FAITS, PROCEDURE, PRETENTIONS ET MOYENS DES PARTIES
Les circonstances de la cause ayant été correctement rapportées par le tribunal dans son jugement au contenu duquel la cour entend se référer pour un plus ample exposé, il suffit de rappeler que par certificat médical du 15 juin 2017, Mme [U] [T], salariée de la SASU [3], a déclaré une maladie professionnelle et après consolidation intervenue le 18 décembre 2019, s'est vu reconnaître un taux d'incapacité permanente à 12 % par décision du 15 janvier 2020 à compter du 19 décembre 2019.
Le certificat médical initial du 15 juin 2017 évoquait une 'rupture coiffe épaule gauche'.
Contestant ce taux, la SASU [3], qui n'a pas obtenu gain de cause devant la commission médicale de recours amiable, a saisi le pôle social du tribunal judiciaire de Bobigny qui par jugement du 27 octobre 2021 a :
- déclaré recevable le recours de la SASU [3],
- débouté la SASU [3] de sa demande de fixation à 8 % du taux d'incapacité permanente retenu par la la caisse primaire d'assurance maladie de Seine et Marne, au titre des séquelles en lien avec la maladie professionnelle de Mme [U] [T] du 15 juin 2017,
- débouté la SASU [3], sa demande d'expertise aux fins d'évaluation des séquelles dont Mme [U] [T] a souffert en lien avec sa maladie professionnelle du 15 juin 2017 et du taux d'incapacité permanent partielle en résultant,
- confirmé le taux d'incapacité permanente partielle de 12 % retenu par la la caisse primaire d'assurance maladie de Seine et Marne à compter du 19 décembre 2019 au titre des séquelles dont Mme [U] [T] a souffert en lien avec sa maladie professionnelle du 15 juin 2017,
- débouté les parties de toutes leurs demandes plus amples ou contraires,
- condamné la SASU [3] aux dépens de l'instance,
- rappelé l'exécution provisoire de droit.
Pour contester ce taux de 12 % retenu par la caisse, la SASU [3] fait d'abord valoir que sa salariée souffrait d'un état de santé antérieur et/ou intercurrent à l'origine des cervicalgies.
Se basant sur l'avis de son médecin-conseil, le Dr [L], elle critique le travail d'évaluation du médecin-conseil de la caisse, lequel n'aurait pas procédé à l'examen des mouvements passifs de l'ensemble des mouvements de l'épaule non dominante concernée, méconnaissant par là les prescriptions du barèmes indicatif d'invalidité.
Elle conteste également qu'une incidence professionnelle ait été retenue pour justifier une majoration du taux de 8 à 12 %, alors que le taux d'incapacité prévu par le barème indemnise les conséquences professionnelles de l'incapacité.
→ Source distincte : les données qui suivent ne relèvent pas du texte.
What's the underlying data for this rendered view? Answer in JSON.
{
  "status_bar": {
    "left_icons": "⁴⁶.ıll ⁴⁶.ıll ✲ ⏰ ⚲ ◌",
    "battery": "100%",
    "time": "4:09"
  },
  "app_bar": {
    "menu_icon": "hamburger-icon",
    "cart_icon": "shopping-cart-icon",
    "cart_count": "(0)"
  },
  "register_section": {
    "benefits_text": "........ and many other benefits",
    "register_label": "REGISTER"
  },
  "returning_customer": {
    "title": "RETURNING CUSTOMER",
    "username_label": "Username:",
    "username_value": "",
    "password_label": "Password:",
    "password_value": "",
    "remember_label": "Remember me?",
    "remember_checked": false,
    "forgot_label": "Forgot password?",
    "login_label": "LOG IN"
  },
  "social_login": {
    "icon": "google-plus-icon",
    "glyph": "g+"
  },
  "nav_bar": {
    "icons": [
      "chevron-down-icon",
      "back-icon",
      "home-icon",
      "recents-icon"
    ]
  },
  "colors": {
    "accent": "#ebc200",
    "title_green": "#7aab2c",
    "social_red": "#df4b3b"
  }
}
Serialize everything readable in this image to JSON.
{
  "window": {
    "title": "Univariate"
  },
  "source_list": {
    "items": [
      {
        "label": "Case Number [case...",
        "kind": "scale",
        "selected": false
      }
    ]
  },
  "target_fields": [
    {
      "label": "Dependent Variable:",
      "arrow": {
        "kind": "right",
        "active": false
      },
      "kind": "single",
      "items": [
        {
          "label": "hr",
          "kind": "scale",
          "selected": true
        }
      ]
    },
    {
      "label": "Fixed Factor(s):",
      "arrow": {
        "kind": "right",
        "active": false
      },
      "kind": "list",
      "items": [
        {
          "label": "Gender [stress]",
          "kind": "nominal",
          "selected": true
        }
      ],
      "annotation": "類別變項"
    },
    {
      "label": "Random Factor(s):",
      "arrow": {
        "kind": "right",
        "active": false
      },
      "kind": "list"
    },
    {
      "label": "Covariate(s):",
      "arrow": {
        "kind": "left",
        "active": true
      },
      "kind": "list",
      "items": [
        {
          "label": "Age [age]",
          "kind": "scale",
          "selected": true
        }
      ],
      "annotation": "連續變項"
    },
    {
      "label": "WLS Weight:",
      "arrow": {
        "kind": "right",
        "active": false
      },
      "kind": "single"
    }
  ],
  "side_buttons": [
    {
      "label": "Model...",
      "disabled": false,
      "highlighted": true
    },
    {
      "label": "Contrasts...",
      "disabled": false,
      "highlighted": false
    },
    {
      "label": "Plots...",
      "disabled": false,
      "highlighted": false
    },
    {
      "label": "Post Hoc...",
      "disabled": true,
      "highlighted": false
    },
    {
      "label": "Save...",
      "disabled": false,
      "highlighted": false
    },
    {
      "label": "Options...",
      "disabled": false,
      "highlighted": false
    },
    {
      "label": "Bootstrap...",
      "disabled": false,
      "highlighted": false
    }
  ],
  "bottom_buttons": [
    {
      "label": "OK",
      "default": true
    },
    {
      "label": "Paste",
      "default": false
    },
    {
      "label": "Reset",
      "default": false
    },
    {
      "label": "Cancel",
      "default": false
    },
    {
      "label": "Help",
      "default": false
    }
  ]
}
Elle souligne que l'assurée était âgée de 63 ans à la date de son licenciement pour relativiser cette incidence professionnelle.
Pour sa part, la caisse primaire d'assurance maladie de Seine et Marne demande à la cour de :
- déclarer l'appel de la société recevable en la forme, mais le dire mal fondé,
- confirmer le jugement entrepris en toutes ses dispositions,
- la débouter de l'ensemble de ses demandes.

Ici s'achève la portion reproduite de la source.